Where men and women differed was in their interest in the quality of local government, primarily schools and crime. Men also like some types of recreation more than women. The authors were surprised by one outlier city that men liked and women did not. This small town in Alabama was where Lilly Ledbetter (of the “Fair Pay Act”) lived and worked and was discriminated against.

Their careful data analysis led the authors to study the effect of gender norms on the location decisions of men and women. This is where the study went from “great” to “groundbreaking.” They used all sorts of measures of gender norms, such as the male/female employment ratio, the year of election of the first woman legislator and survey data on gender roles.

Across these measures, both men and women preferred places where gender roles were more equal. But, women really, really preferred these places. This is relevant to the economic effects of abortion because, for the past few decades, the places women prefer have grown much faster than the places men prefer. As a happily married man, I fully understand this dynamic. However, this study was on the preferences of single people.

The study offered solid evidence that places with more equal gender norms grew faster than places that were less equal. The growth gap was about 25% over two decades, which is an enormous difference. Their findings also make sense because there is a large body of related research that finds places with less racial or ethnic discrimination grow more quickly.

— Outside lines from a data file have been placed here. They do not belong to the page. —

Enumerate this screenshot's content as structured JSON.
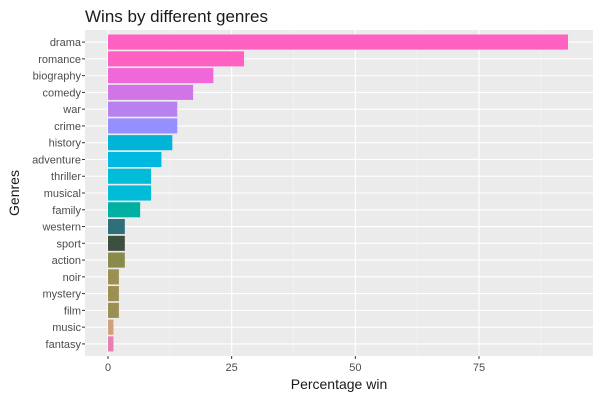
{
  "chart_data": {
    "type": "bar",
    "orientation": "horizontal",
    "title": "Wins by different genres",
    "xlabel": "Percentage win",
    "ylabel": "Genres",
    "xlim": [
      0,
      96
    ],
    "xticks": [
      0,
      25,
      50,
      75
    ],
    "grid": true,
    "legend": "none",
    "categories": [
      "drama",
      "romance",
      "biography",
      "comedy",
      "war",
      "crime",
      "history",
      "adventure",
      "thriller",
      "musical",
      "family",
      "western",
      "sport",
      "action",
      "noir",
      "mystery",
      "film",
      "music",
      "fantasy"
    ],
    "values": [
      93,
      27.5,
      21.3,
      17.2,
      14,
      14,
      13,
      10.8,
      8.7,
      8.7,
      6.5,
      3.4,
      3.4,
      3.4,
      2.2,
      2.2,
      2.2,
      1.1,
      1.1
    ],
    "colors": [
      "#FF61C3",
      "#FF61C3",
      "#EF67D8",
      "#D174E8",
      "#B980F0",
      "#9590FF",
      "#00B4D8",
      "#00B9E3",
      "#00BCD8",
      "#00BCD8",
      "#00B0A0",
      "#2E6F7A",
      "#3D4F3F",
      "#8A8A4A",
      "#9C8F52",
      "#9C8F52",
      "#9C8F52",
      "#D0A07A",
      "#E77FB0"
    ]
  },
  "style": {
    "panel_bg": "#EBEBEB",
    "grid_major": "#FFFFFF",
    "grid_minor": "#F5F5F5"
  }
}
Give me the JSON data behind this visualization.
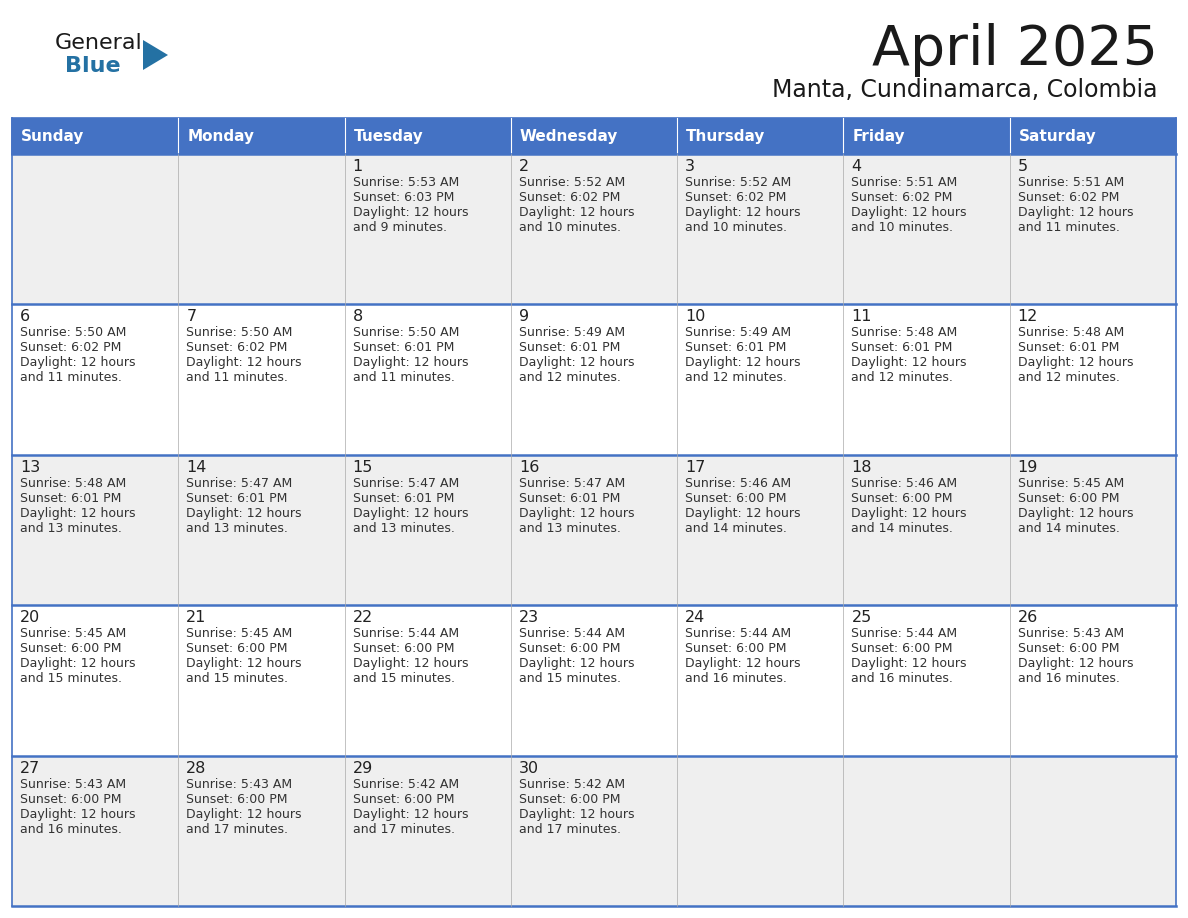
{
  "title": "April 2025",
  "subtitle": "Manta, Cundinamarca, Colombia",
  "header_bg": "#4472C4",
  "header_text": "#FFFFFF",
  "row_bg_odd": "#EFEFEF",
  "row_bg_even": "#FFFFFF",
  "border_color": "#4472C4",
  "text_color": "#333333",
  "day_num_color": "#222222",
  "days_of_week": [
    "Sunday",
    "Monday",
    "Tuesday",
    "Wednesday",
    "Thursday",
    "Friday",
    "Saturday"
  ],
  "logo_color1": "#1a1a1a",
  "logo_color2": "#2471A3",
  "logo_triangle_color": "#2471A3",
  "title_color": "#1a1a1a",
  "subtitle_color": "#1a1a1a",
  "calendar_data": [
    [
      {
        "day": "",
        "sunrise": "",
        "sunset": "",
        "daylight": ""
      },
      {
        "day": "",
        "sunrise": "",
        "sunset": "",
        "daylight": ""
      },
      {
        "day": "1",
        "sunrise": "5:53 AM",
        "sunset": "6:03 PM",
        "daylight": "12 hours\nand 9 minutes."
      },
      {
        "day": "2",
        "sunrise": "5:52 AM",
        "sunset": "6:02 PM",
        "daylight": "12 hours\nand 10 minutes."
      },
      {
        "day": "3",
        "sunrise": "5:52 AM",
        "sunset": "6:02 PM",
        "daylight": "12 hours\nand 10 minutes."
      },
      {
        "day": "4",
        "sunrise": "5:51 AM",
        "sunset": "6:02 PM",
        "daylight": "12 hours\nand 10 minutes."
      },
      {
        "day": "5",
        "sunrise": "5:51 AM",
        "sunset": "6:02 PM",
        "daylight": "12 hours\nand 11 minutes."
      }
    ],
    [
      {
        "day": "6",
        "sunrise": "5:50 AM",
        "sunset": "6:02 PM",
        "daylight": "12 hours\nand 11 minutes."
      },
      {
        "day": "7",
        "sunrise": "5:50 AM",
        "sunset": "6:02 PM",
        "daylight": "12 hours\nand 11 minutes."
      },
      {
        "day": "8",
        "sunrise": "5:50 AM",
        "sunset": "6:01 PM",
        "daylight": "12 hours\nand 11 minutes."
      },
      {
        "day": "9",
        "sunrise": "5:49 AM",
        "sunset": "6:01 PM",
        "daylight": "12 hours\nand 12 minutes."
      },
      {
        "day": "10",
        "sunrise": "5:49 AM",
        "sunset": "6:01 PM",
        "daylight": "12 hours\nand 12 minutes."
      },
      {
        "day": "11",
        "sunrise": "5:48 AM",
        "sunset": "6:01 PM",
        "daylight": "12 hours\nand 12 minutes."
      },
      {
        "day": "12",
        "sunrise": "5:48 AM",
        "sunset": "6:01 PM",
        "daylight": "12 hours\nand 12 minutes."
      }
    ],
    [
      {
        "day": "13",
        "sunrise": "5:48 AM",
        "sunset": "6:01 PM",
        "daylight": "12 hours\nand 13 minutes."
      },
      {
        "day": "14",
        "sunrise": "5:47 AM",
        "sunset": "6:01 PM",
        "daylight": "12 hours\nand 13 minutes."
      },
      {
        "day": "15",
        "sunrise": "5:47 AM",
        "sunset": "6:01 PM",
        "daylight": "12 hours\nand 13 minutes."
      },
      {
        "day": "16",
        "sunrise": "5:47 AM",
        "sunset": "6:01 PM",
        "daylight": "12 hours\nand 13 minutes."
      },
      {
        "day": "17",
        "sunrise": "5:46 AM",
        "sunset": "6:00 PM",
        "daylight": "12 hours\nand 14 minutes."
      },
      {
        "day": "18",
        "sunrise": "5:46 AM",
        "sunset": "6:00 PM",
        "daylight": "12 hours\nand 14 minutes."
      },
      {
        "day": "19",
        "sunrise": "5:45 AM",
        "sunset": "6:00 PM",
        "daylight": "12 hours\nand 14 minutes."
      }
    ],
    [
      {
        "day": "20",
        "sunrise": "5:45 AM",
        "sunset": "6:00 PM",
        "daylight": "12 hours\nand 15 minutes."
      },
      {
        "day": "21",
        "sunrise": "5:45 AM",
        "sunset": "6:00 PM",
        "daylight": "12 hours\nand 15 minutes."
      },
      {
        "day": "22",
        "sunrise": "5:44 AM",
        "sunset": "6:00 PM",
        "daylight": "12 hours\nand 15 minutes."
      },
      {
        "day": "23",
        "sunrise": "5:44 AM",
        "sunset": "6:00 PM",
        "daylight": "12 hours\nand 15 minutes."
      },
      {
        "day": "24",
        "sunrise": "5:44 AM",
        "sunset": "6:00 PM",
        "daylight": "12 hours\nand 16 minutes."
      },
      {
        "day": "25",
        "sunrise": "5:44 AM",
        "sunset": "6:00 PM",
        "daylight": "12 hours\nand 16 minutes."
      },
      {
        "day": "26",
        "sunrise": "5:43 AM",
        "sunset": "6:00 PM",
        "daylight": "12 hours\nand 16 minutes."
      }
    ],
    [
      {
        "day": "27",
        "sunrise": "5:43 AM",
        "sunset": "6:00 PM",
        "daylight": "12 hours\nand 16 minutes."
      },
      {
        "day": "28",
        "sunrise": "5:43 AM",
        "sunset": "6:00 PM",
        "daylight": "12 hours\nand 17 minutes."
      },
      {
        "day": "29",
        "sunrise": "5:42 AM",
        "sunset": "6:00 PM",
        "daylight": "12 hours\nand 17 minutes."
      },
      {
        "day": "30",
        "sunrise": "5:42 AM",
        "sunset": "6:00 PM",
        "daylight": "12 hours\nand 17 minutes."
      },
      {
        "day": "",
        "sunrise": "",
        "sunset": "",
        "daylight": ""
      },
      {
        "day": "",
        "sunrise": "",
        "sunset": "",
        "daylight": ""
      },
      {
        "day": "",
        "sunrise": "",
        "sunset": "",
        "daylight": ""
      }
    ]
  ]
}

That fact also challenges any good analysis of the effect of abortion restrictions on a state economy. The reason for this is that the states that are most likely to impose severe abortion restrictions are already significantly underperforming the rest of the nation.

As of this writing, there are 21 states that preemptively banned abortion in case Roe v. Wade was overturned. Three of these states have bans that go into effect after a short waiting period; the remaining 18 were immediate. Four of these states have bans that are currently blocked by courts. It is useful to compare the economic conditions in the states where bans were passed before Roe v. Wade was overturned with those who did not. The results are pretty stark.

In terms of current economic conditions, places with abortion bans in place have a poverty rate of 14% compared to 11.2% in non-ban states. Household income in the abortion ban states averages $75,892 per year, while it is $90,828 in the non-ban states. Both household and per capita incomes in the abortion ban states are 19.6%  lower than in the states without a ban.

Future economic prospects in those states with an abortion ban are even worse than current conditions. The high school graduation rate is almost two percentage points lower in the ban than the non-ban states. That is a meaningful difference, but not insurmountable. However, the share of adults with a college degree is a whopping 6.6% lower in the states with a preemptive ban than those without. That is a multi-generational gap.

The states with preemptive abortion bans spend 31% less per student in their K-12 system, and 20% less per college student. Finally, population growth in the states with preemptive abortion bans is 26% lower than in states without a ban.

Obviously, preemptive abortion restrictions didn’t cause longstanding differences in economic outcomes between states. Some other factor is limiting economic growth and prosperity in these states. Teasing out the incremental effect of an abortion ban will be nearly impossible given that the states who imposed abortion bans are already underperforming the rest of the nation on nearly every facet of economic vibrancy.

There are many potential hypotheses about the cause of these economic differences. Some of it is random. Wisconsin’s law dates to the 1840s, and was probably known to few residents before last month. In other places, dominant religious groups clearly play a role. Maybe it will take a few years and a couple of election cycles to reveal the real pattern of state abortion laws. What we see right now is vastly different from what we’ll see in a few years.

Whatever happens with this legislation, we are clearly in a time that calls for reflection. The role of government in abortion marks only one part of our need to do some deep thinking about the state’s future.

Michael J. Hicks, PhD, is the director of the Center for Business and Economic Research and the George and Frances Ball distinguished professor of economics at Ball State University.